Lucie Ceccaldi

Lucie Ceccaldi

Lucie Ceccaldi, mother of Michel Houellebecq

 

The reptilian left eye… I’m on your side, Michel!

From Liberation:

Dans son ouvrage, Lucie Ceccaldi reconnaît avoir délaissé son fils, qui a été élevé par sa grand-mère paternelle. «La grand-mère Houellebecq était du genre prolétaire haineux», indique la dame de 83 ans.

and

Jusqu’à présent, Michel Houellebecq n’a pas souhaité s’exprimer sur le livre de sa mère.

Hmmm, I think old Lucie has a pretty thick hide, she might well need it.

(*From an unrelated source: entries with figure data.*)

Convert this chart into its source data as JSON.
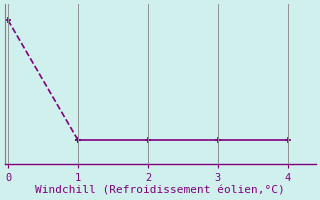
{
  "x": [
    0,
    1,
    2,
    3,
    4
  ],
  "y": [
    0.9,
    0.15,
    0.15,
    0.15,
    0.15
  ],
  "line_color": "#800080",
  "marker": "+",
  "marker_size": 5,
  "line_style_solid": "-",
  "line_style_dashed": "--",
  "line_width": 1.2,
  "background_color": "#cff0ec",
  "xlabel": "Windchill (Refroidissement éolien,°C)",
  "xlabel_color": "#800080",
  "xlabel_fontsize": 8,
  "xlim": [
    -0.05,
    4.4
  ],
  "ylim": [
    0.0,
    1.0
  ],
  "xticks": [
    0,
    1,
    2,
    3,
    4
  ],
  "grid_color": "#909090",
  "tick_color": "#800080",
  "tick_fontsize": 7.5,
  "axis_color": "#808080",
  "bottom_spine_color": "#800080"
}
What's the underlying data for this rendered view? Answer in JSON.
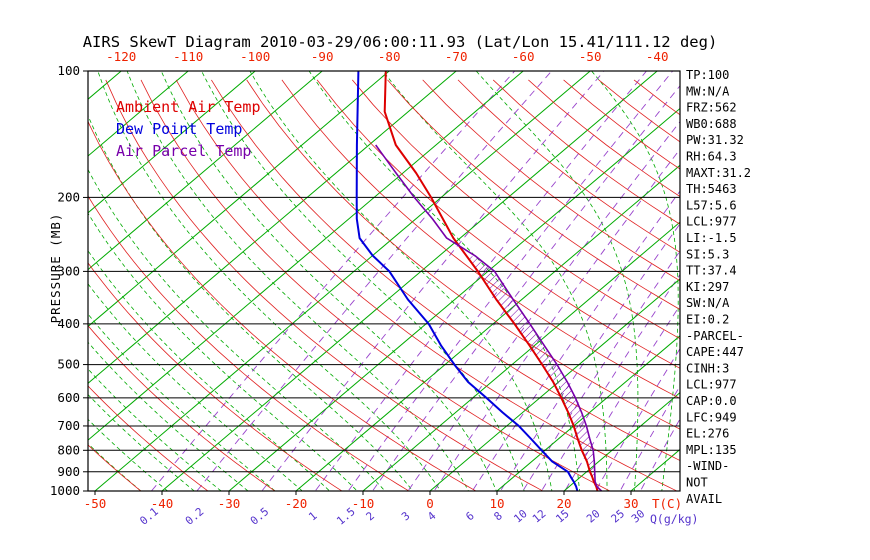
{
  "title": "AIRS SkewT Diagram 2010-03-29/06:00:11.93 (Lat/Lon 15.41/111.12 deg)",
  "colors": {
    "isotherm": "#00aa00",
    "moist_adiabat": "#00aa00",
    "dry_adiabat": "#e02020",
    "mixing_ratio": "#9944cc",
    "tick_label_red": "#ee2200",
    "mixing_label": "#5533cc",
    "pressure_line": "#000000",
    "hatch": "#7700aa"
  },
  "legend": [
    {
      "label": "Ambient Air Temp",
      "color": "#dd0000"
    },
    {
      "label": "Dew Point Temp",
      "color": "#0000dd"
    },
    {
      "label": "Air Parcel Temp",
      "color": "#7700aa"
    }
  ],
  "stats": [
    "TP:100",
    "MW:N/A",
    "FRZ:562",
    "WB0:688",
    "PW:31.32",
    "RH:64.3",
    "MAXT:31.2",
    "TH:5463",
    "L57:5.6",
    "LCL:977",
    "LI:-1.5",
    "SI:5.3",
    "TT:37.4",
    "KI:297",
    "SW:N/A",
    "EI:0.2",
    "-PARCEL-",
    "CAPE:447",
    "CINH:3",
    "LCL:977",
    "CAP:0.0",
    "LFC:949",
    "EL:276",
    "MPL:135",
    "-WIND-",
    "NOT",
    "AVAIL"
  ],
  "chart_data": {
    "type": "line",
    "projection": "skew-t-log-p",
    "y_axis": {
      "label": "PRESSURE (MB)",
      "scale": "log",
      "range": [
        100,
        1000
      ],
      "ticks": [
        100,
        200,
        300,
        400,
        500,
        600,
        700,
        800,
        900,
        1000
      ]
    },
    "x_axis": {
      "unit_label": "T(C)",
      "ticks_top": [
        -120,
        -110,
        -100,
        -90,
        -80,
        -70,
        -60,
        -50,
        -40
      ],
      "ticks_bottom": [
        -50,
        -40,
        -30,
        -20,
        -10,
        0,
        10,
        20,
        30
      ]
    },
    "secondary_axis": {
      "unit_label": "Q(g/kg)",
      "ticks": [
        0.1,
        0.2,
        0.5,
        1,
        1.5,
        2,
        3,
        4,
        6,
        8,
        10,
        12,
        15,
        20,
        25,
        30
      ]
    },
    "grid": {
      "isotherms": {
        "min": -160,
        "max": 40,
        "step": 10
      },
      "dry_adiabats_K": {
        "min": 230,
        "max": 440,
        "step": 10
      },
      "moist_adiabats": {
        "min": -40,
        "max": 40,
        "step": 4
      },
      "mixing_ratios": [
        0.1,
        0.2,
        0.5,
        1,
        1.5,
        2,
        3,
        4,
        6,
        8,
        10,
        12,
        15,
        20,
        25,
        30
      ]
    },
    "series": [
      {
        "name": "Ambient Air Temp",
        "color": "#dd0000",
        "points": [
          [
            1000,
            25.0
          ],
          [
            975,
            24.0
          ],
          [
            950,
            22.8
          ],
          [
            925,
            21.7
          ],
          [
            900,
            20.5
          ],
          [
            850,
            18.2
          ],
          [
            800,
            15.5
          ],
          [
            750,
            12.8
          ],
          [
            700,
            10.0
          ],
          [
            650,
            6.8
          ],
          [
            600,
            3.2
          ],
          [
            550,
            -0.8
          ],
          [
            500,
            -5.5
          ],
          [
            450,
            -10.8
          ],
          [
            400,
            -16.8
          ],
          [
            350,
            -23.8
          ],
          [
            300,
            -31.5
          ],
          [
            250,
            -41.0
          ],
          [
            200,
            -51.5
          ],
          [
            175,
            -58.0
          ],
          [
            150,
            -66.0
          ],
          [
            125,
            -73.5
          ],
          [
            100,
            -80.5
          ]
        ]
      },
      {
        "name": "Dew Point Temp",
        "color": "#0000dd",
        "points": [
          [
            1000,
            22.0
          ],
          [
            975,
            21.0
          ],
          [
            950,
            19.8
          ],
          [
            925,
            18.5
          ],
          [
            900,
            17.2
          ],
          [
            850,
            13.0
          ],
          [
            800,
            9.5
          ],
          [
            750,
            5.8
          ],
          [
            700,
            1.8
          ],
          [
            650,
            -3.0
          ],
          [
            600,
            -8.0
          ],
          [
            550,
            -13.5
          ],
          [
            500,
            -18.6
          ],
          [
            450,
            -24.0
          ],
          [
            400,
            -29.6
          ],
          [
            350,
            -37.0
          ],
          [
            300,
            -44.7
          ],
          [
            275,
            -50.0
          ],
          [
            250,
            -55.0
          ],
          [
            225,
            -58.8
          ],
          [
            200,
            -62.6
          ],
          [
            150,
            -71.8
          ],
          [
            100,
            -84.6
          ]
        ]
      },
      {
        "name": "Air Parcel Temp",
        "color": "#7700aa",
        "points": [
          [
            1000,
            25.6
          ],
          [
            977,
            24.2
          ],
          [
            950,
            23.0
          ],
          [
            900,
            21.2
          ],
          [
            850,
            19.3
          ],
          [
            800,
            17.2
          ],
          [
            750,
            14.6
          ],
          [
            700,
            11.9
          ],
          [
            650,
            8.8
          ],
          [
            600,
            5.3
          ],
          [
            550,
            1.3
          ],
          [
            500,
            -3.3
          ],
          [
            450,
            -8.6
          ],
          [
            400,
            -14.5
          ],
          [
            350,
            -21.3
          ],
          [
            300,
            -29.0
          ],
          [
            276,
            -34.5
          ],
          [
            250,
            -42.0
          ],
          [
            225,
            -47.5
          ],
          [
            200,
            -54.0
          ],
          [
            175,
            -61.0
          ],
          [
            150,
            -69.0
          ]
        ]
      }
    ],
    "cape_hatch": {
      "pressure_bottom": 949,
      "pressure_top": 276
    }
  }
}
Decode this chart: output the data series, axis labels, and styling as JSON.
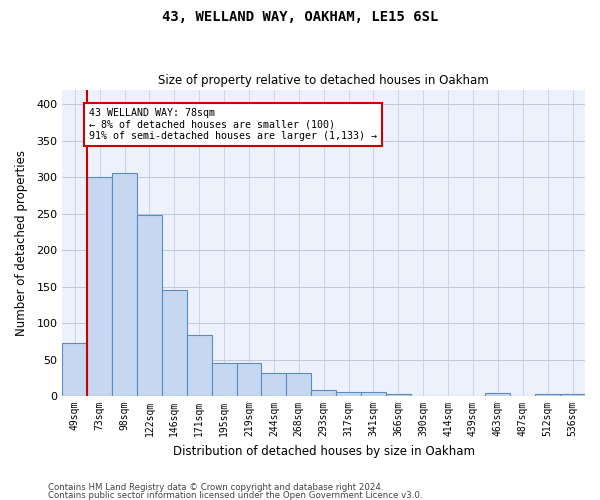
{
  "title": "43, WELLAND WAY, OAKHAM, LE15 6SL",
  "subtitle": "Size of property relative to detached houses in Oakham",
  "xlabel": "Distribution of detached houses by size in Oakham",
  "ylabel": "Number of detached properties",
  "footer1": "Contains HM Land Registry data © Crown copyright and database right 2024.",
  "footer2": "Contains public sector information licensed under the Open Government Licence v3.0.",
  "bin_labels": [
    "49sqm",
    "73sqm",
    "98sqm",
    "122sqm",
    "146sqm",
    "171sqm",
    "195sqm",
    "219sqm",
    "244sqm",
    "268sqm",
    "293sqm",
    "317sqm",
    "341sqm",
    "366sqm",
    "390sqm",
    "414sqm",
    "439sqm",
    "463sqm",
    "487sqm",
    "512sqm",
    "536sqm"
  ],
  "bar_values": [
    73,
    300,
    305,
    248,
    145,
    83,
    45,
    45,
    32,
    32,
    8,
    6,
    6,
    3,
    0,
    0,
    0,
    4,
    0,
    3,
    3
  ],
  "bar_color": "#c5d8f0",
  "bar_edge_color": "#5b8ac5",
  "property_label": "43 WELLAND WAY: 78sqm",
  "annotation_line1": "← 8% of detached houses are smaller (100)",
  "annotation_line2": "91% of semi-detached houses are larger (1,133) →",
  "vline_color": "#cc0000",
  "annotation_box_color": "#cc0000",
  "ylim": [
    0,
    420
  ],
  "yticks": [
    0,
    50,
    100,
    150,
    200,
    250,
    300,
    350,
    400
  ],
  "grid_color": "#c0c8dc",
  "bg_color": "#edf1fb"
}
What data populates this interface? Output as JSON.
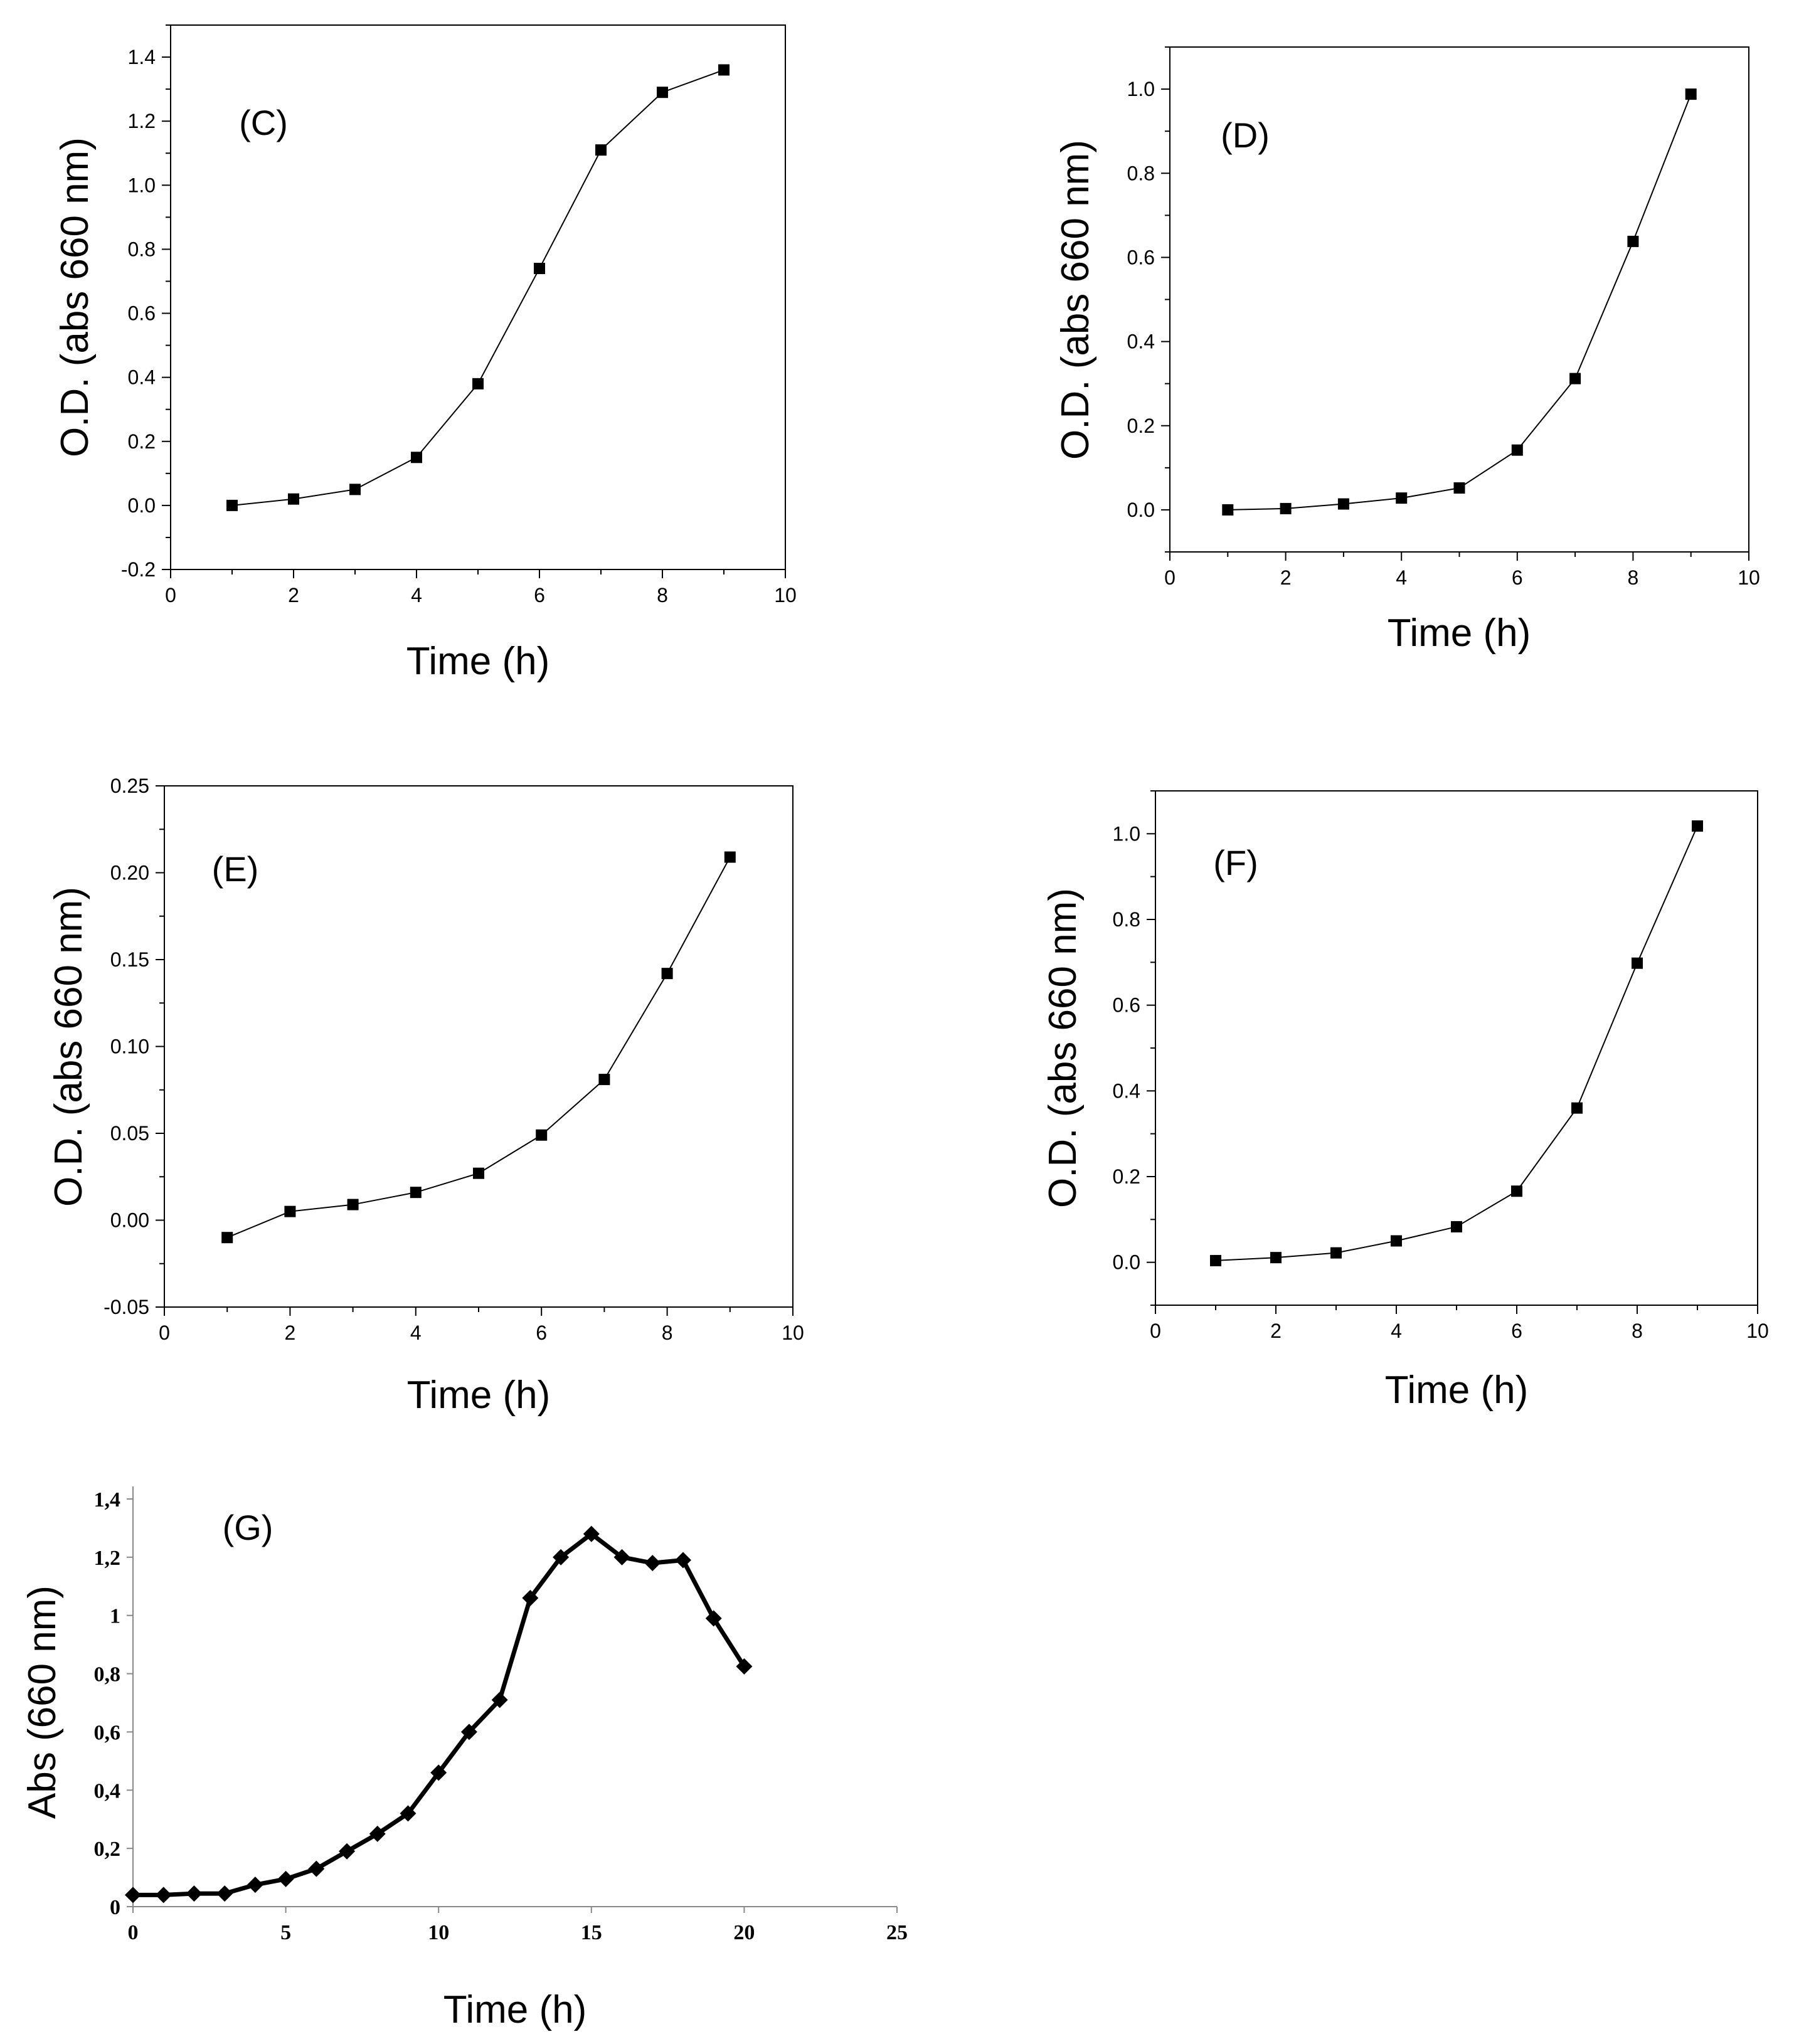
{
  "chart_data": [
    {
      "type": "line",
      "panel_label": "(C)",
      "title": "",
      "xlabel": "Time (h)",
      "ylabel": "O.D. (abs 660 nm)",
      "xlim": [
        0,
        10
      ],
      "ylim": [
        -0.2,
        1.5
      ],
      "x_ticks": [
        0,
        2,
        4,
        6,
        8,
        10
      ],
      "x_tick_labels": [
        "0",
        "2",
        "4",
        "6",
        "8",
        "10"
      ],
      "y_ticks": [
        -0.2,
        0.0,
        0.2,
        0.4,
        0.6,
        0.8,
        1.0,
        1.2,
        1.4
      ],
      "y_tick_labels": [
        "-0.2",
        "0.0",
        "0.2",
        "0.4",
        "0.6",
        "0.8",
        "1.0",
        "1.2",
        "1.4"
      ],
      "marker": "square",
      "series": [
        {
          "name": "O.D.",
          "x": [
            1,
            2,
            3,
            4,
            5,
            6,
            7,
            8,
            9
          ],
          "values": [
            0.0,
            0.02,
            0.05,
            0.15,
            0.38,
            0.74,
            1.11,
            1.29,
            1.36
          ]
        }
      ]
    },
    {
      "type": "line",
      "panel_label": "(D)",
      "title": "",
      "xlabel": "Time (h)",
      "ylabel": "O.D. (abs 660 nm)",
      "xlim": [
        0,
        10
      ],
      "ylim": [
        -0.1,
        1.1
      ],
      "x_ticks": [
        0,
        2,
        4,
        6,
        8,
        10
      ],
      "x_tick_labels": [
        "0",
        "2",
        "4",
        "6",
        "8",
        "10"
      ],
      "y_ticks": [
        0.0,
        0.2,
        0.4,
        0.6,
        0.8,
        1.0
      ],
      "y_tick_labels": [
        "0.0",
        "0.2",
        "0.4",
        "0.6",
        "0.8",
        "1.0"
      ],
      "marker": "square",
      "series": [
        {
          "name": "O.D.",
          "x": [
            1,
            2,
            3,
            4,
            5,
            6,
            7,
            8,
            9
          ],
          "values": [
            0.0,
            0.003,
            0.014,
            0.028,
            0.052,
            0.142,
            0.312,
            0.638,
            0.988
          ]
        }
      ]
    },
    {
      "type": "line",
      "panel_label": "(E)",
      "title": "",
      "xlabel": "Time (h)",
      "ylabel": "O.D. (abs 660 nm)",
      "xlim": [
        0,
        10
      ],
      "ylim": [
        -0.05,
        0.25
      ],
      "x_ticks": [
        0,
        2,
        4,
        6,
        8,
        10
      ],
      "x_tick_labels": [
        "0",
        "2",
        "4",
        "6",
        "8",
        "10"
      ],
      "y_ticks": [
        -0.05,
        0.0,
        0.05,
        0.1,
        0.15,
        0.2,
        0.25
      ],
      "y_tick_labels": [
        "-0.05",
        "0.00",
        "0.05",
        "0.10",
        "0.15",
        "0.20",
        "0.25"
      ],
      "marker": "square",
      "series": [
        {
          "name": "O.D.",
          "x": [
            1,
            2,
            3,
            4,
            5,
            6,
            7,
            8,
            9
          ],
          "values": [
            -0.01,
            0.005,
            0.009,
            0.016,
            0.027,
            0.049,
            0.081,
            0.142,
            0.209
          ]
        }
      ]
    },
    {
      "type": "line",
      "panel_label": "(F)",
      "title": "",
      "xlabel": "Time (h)",
      "ylabel": "O.D. (abs 660 nm)",
      "xlim": [
        0,
        10
      ],
      "ylim": [
        -0.1,
        1.1
      ],
      "x_ticks": [
        0,
        2,
        4,
        6,
        8,
        10
      ],
      "x_tick_labels": [
        "0",
        "2",
        "4",
        "6",
        "8",
        "10"
      ],
      "y_ticks": [
        0.0,
        0.2,
        0.4,
        0.6,
        0.8,
        1.0
      ],
      "y_tick_labels": [
        "0.0",
        "0.2",
        "0.4",
        "0.6",
        "0.8",
        "1.0"
      ],
      "marker": "square",
      "series": [
        {
          "name": "O.D.",
          "x": [
            1,
            2,
            3,
            4,
            5,
            6,
            7,
            8,
            9
          ],
          "values": [
            0.004,
            0.011,
            0.022,
            0.05,
            0.083,
            0.166,
            0.36,
            0.698,
            1.018
          ]
        }
      ]
    },
    {
      "type": "line",
      "panel_label": "(G)",
      "title": "",
      "xlabel": "Time (h)",
      "ylabel": "Abs (660 nm)",
      "xlim": [
        0,
        25
      ],
      "ylim": [
        0,
        1.4
      ],
      "x_ticks": [
        0,
        5,
        10,
        15,
        20,
        25
      ],
      "x_tick_labels": [
        "0",
        "5",
        "10",
        "15",
        "20",
        "25"
      ],
      "y_ticks": [
        0,
        0.2,
        0.4,
        0.6,
        0.8,
        1.0,
        1.2,
        1.4
      ],
      "y_tick_labels": [
        "0",
        "0,2",
        "0,4",
        "0,6",
        "0,8",
        "1",
        "1,2",
        "1,4"
      ],
      "marker": "diamond",
      "series": [
        {
          "name": "Abs",
          "x": [
            0,
            1,
            2,
            3,
            4,
            5,
            6,
            7,
            8,
            9,
            10,
            11,
            12,
            13,
            14,
            15,
            16,
            17,
            18,
            19,
            20
          ],
          "values": [
            0.04,
            0.04,
            0.045,
            0.045,
            0.075,
            0.095,
            0.13,
            0.19,
            0.25,
            0.32,
            0.46,
            0.6,
            0.71,
            1.06,
            1.2,
            1.28,
            1.2,
            1.18,
            1.19,
            0.99,
            0.825
          ]
        }
      ]
    }
  ]
}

She certainly doesn’t mince her words:

Mon fils qu’il aille se faire foutre par qui il veut avec qui il veut, j’en ai rien à cirer. Mais si, par malheur, il remet mon nom sur un truc, il va se prendre un coup de canne dans la tronche, ça lui coupera toutes les dents, ça, c’est sûr!

For tronche, think bonce.

and this – an enterprising Guardian journo gets Houellebecq psychoanalysed:

The emotions laid bare in this public spat between Michel Houellebecq and his mother are surprisingly common, if somewhat unfashionably Freudian. “Much is made of the Oedipus complex, and the triadic relationship between mother, father and son,” says Dr Avi Shmueli, a psychoanalyst with the Anna Freud Centre in London. “But it is more accurate to say that each of us is born with an immature sexual identity and aggressive impulses, and these are played out with the primary care giver, usually the mother.”

A boy may explore his sexuality with his mother in his early years, discovering his own body and hers, as well as the differences between them. But eventually he has to come to terms with the fact that her body isn’t exclusively his, and that he’s in competition with others for her attention. “Usually this competition is with the father,” says psychotherapist Brett Kahr. In some cases the mother bonds with her son to the exclusion of his father, a situation that can create rivalry and sexual jealousy between father and son as well as an inability to form sexual relationships later in life, but in Houellebecq’s case, “to be a little boy, and to know that your mother has gone off to be a sexual libertarian, is to feel constantly replaced by each new sexual arrival, constantly pushed down the pecking order”.

This sense of displacement, combined with the abandonment of being left to be cared for by others, can have deep-seated psychological effects. “The adult son may feel rage, hatred and even sexual undesirability,” says Kahr. “He senses he is somehow not of sufficient interest to his mother, and rejects her lifestyle and her choices.”

For Ceccaldi, the emotional fallout will be equally complex. “Some of us find it incredibly hard to be parents, but live with a deep regret for having left our child,” says Kahr. This can turn to resentment and even anger towards the child.

“Hatred is a very instinctive emotion,” says Shmueli. “As every mother knows, a screaming baby can drive you mad, and at times you want to murder it. That doesn’t mean you’ll actually do it, or that there aren’t other aspects of you that love it, but in that moment there’s a need for self-preservation. A mother’s occasional hatred for her child preserves her sense of self and the choices she has made.”

Houellebecq’s anger may also be a form of self-preservation. “But it maintains a relationship as well,” says Shmueli. “It makes him feel closer to her. Hatred is easier to deal with than that more profound sense of loss that comes with bereavement, for example. Hating someone does not imply that you’ll never have a positive relationship with them. What it suggests is that this is a passionate relationship with extremes of emotion, both negative and positive, and there is work to be done.”